TEMPO.CO, Jakarta - Wakil Presiden Jusuf Kalla mengatakan peraturan daerah yang mengatur larangan pembangunan rumah ibadah di Tolikara tidak pernah ada. Dia menduga perda itu sebenarnya hanya surat edaran biasa yang tak memiliki legalitas dari pemerintah.
"Saya kira tidak pernah ada perda larangan di situ," ucap Kalla di kantornya, Kamis, 23 Juli 2015. "Itu hanya surat biasa saja yang kemudian disetujui."

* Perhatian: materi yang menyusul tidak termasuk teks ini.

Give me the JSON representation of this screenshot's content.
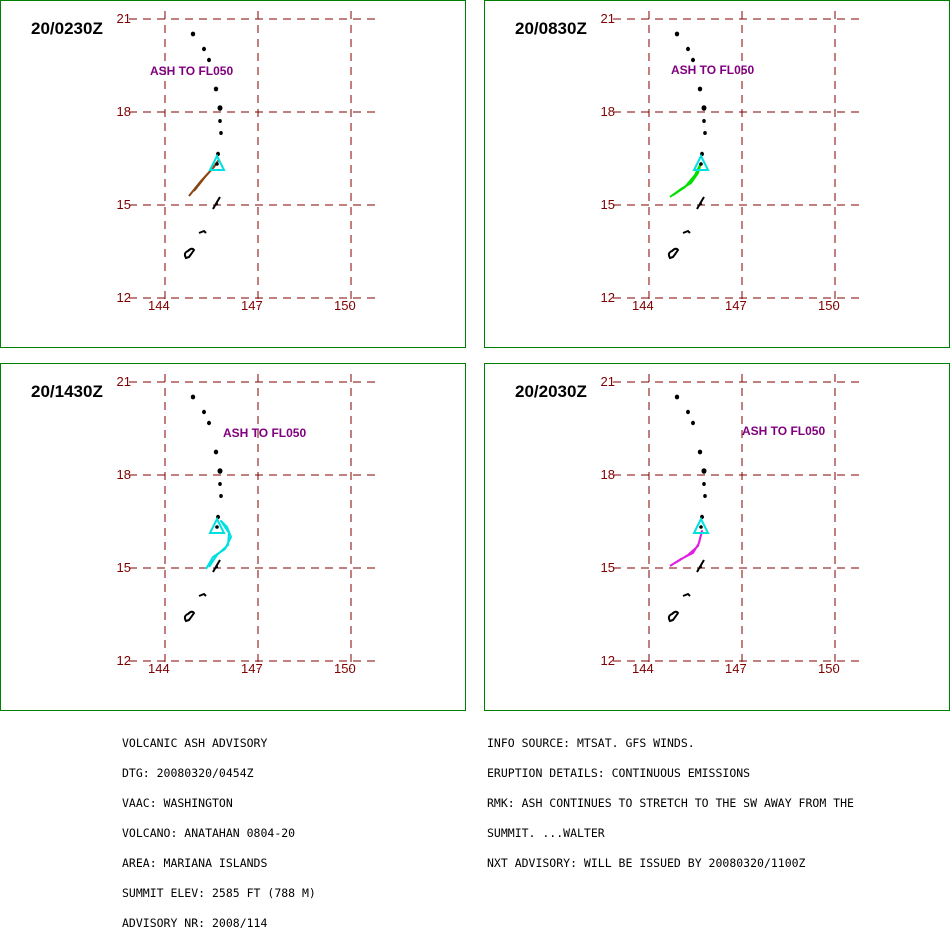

Kalla berujar, kalaupun ada, perda itu sudah sampai ke pemerintah pusat. Namun, sampai saat ini, pemerintah tidak pernah mendapat beleid yang diinisiasi Presiden Gereka Injili di Indonesia (GIDI) tersebut.
"Perda itu prosesnya dari kabupaten ke Gubernur, kemudian disahkan oleh pemerintah pusat lewat Mendagri. Kalau tidak disahkan, ya tidak berlaku," tuturnya. "Ya buktinya kan di sana ada masjid, musala. Artinya, perda itu tak pernah ada."
Sebelumnya, Direktur Jenderal Politik dan Pemerintahan Umum Kementerian Dalam Negeri Soedarmo mengatakan ada peraturan daerah yang mengatur larangan pembangunan rumah ibadah di Tolikara. Peraturan itu telah disetujui Bupati Usman Wanimbo dan Dewan Perwakilan Rakyat Daerah Tolikara. Namun perda tersebut tak pernah sampai ke pemerintah pusat.
Perda tersebut dijadikan dasar hukum bagi GIDI untuk menerbitkan surat edaran pada 11 Juli 2015. Surat edaran tersebut melarang pelaksanaan ibadah salat Idul Fitri di Tolikara dan umat Islam menggunakan jilbab. Surat ini diduga menjadi penyebab kericuhan di Tolikara saat hari raya Idul Fitri lalu.
Penyerangan yang terjadi bertepatan dengan Idul Fitri itu berawal dari protes jemaat Gidi terhadap penyelenggaraan salat id di lapangan Markas Komando Rayon Militer, Distrik Karubaga, Tolikara. Lapangan tersebut berdekatan dengan permukiman warga, kios, Masjid Baitul Muttaqin, dan gereja. Saat itu jemaat Gidi--jemaat Kristen mayoritas di Tolikara--tengah menyelenggarakan kebaktian kebangunan rohani.
Kalla mengatakan, untuk meminimalkan adanya perda ilegal seperti di Tolikara itu, dia memerintahkan Kementerian Dalam Negeri mengecek semua perda di setiap daerah. "Kalau tidak sesuai dengan NKRI, ya harus dicabut," ujarnya.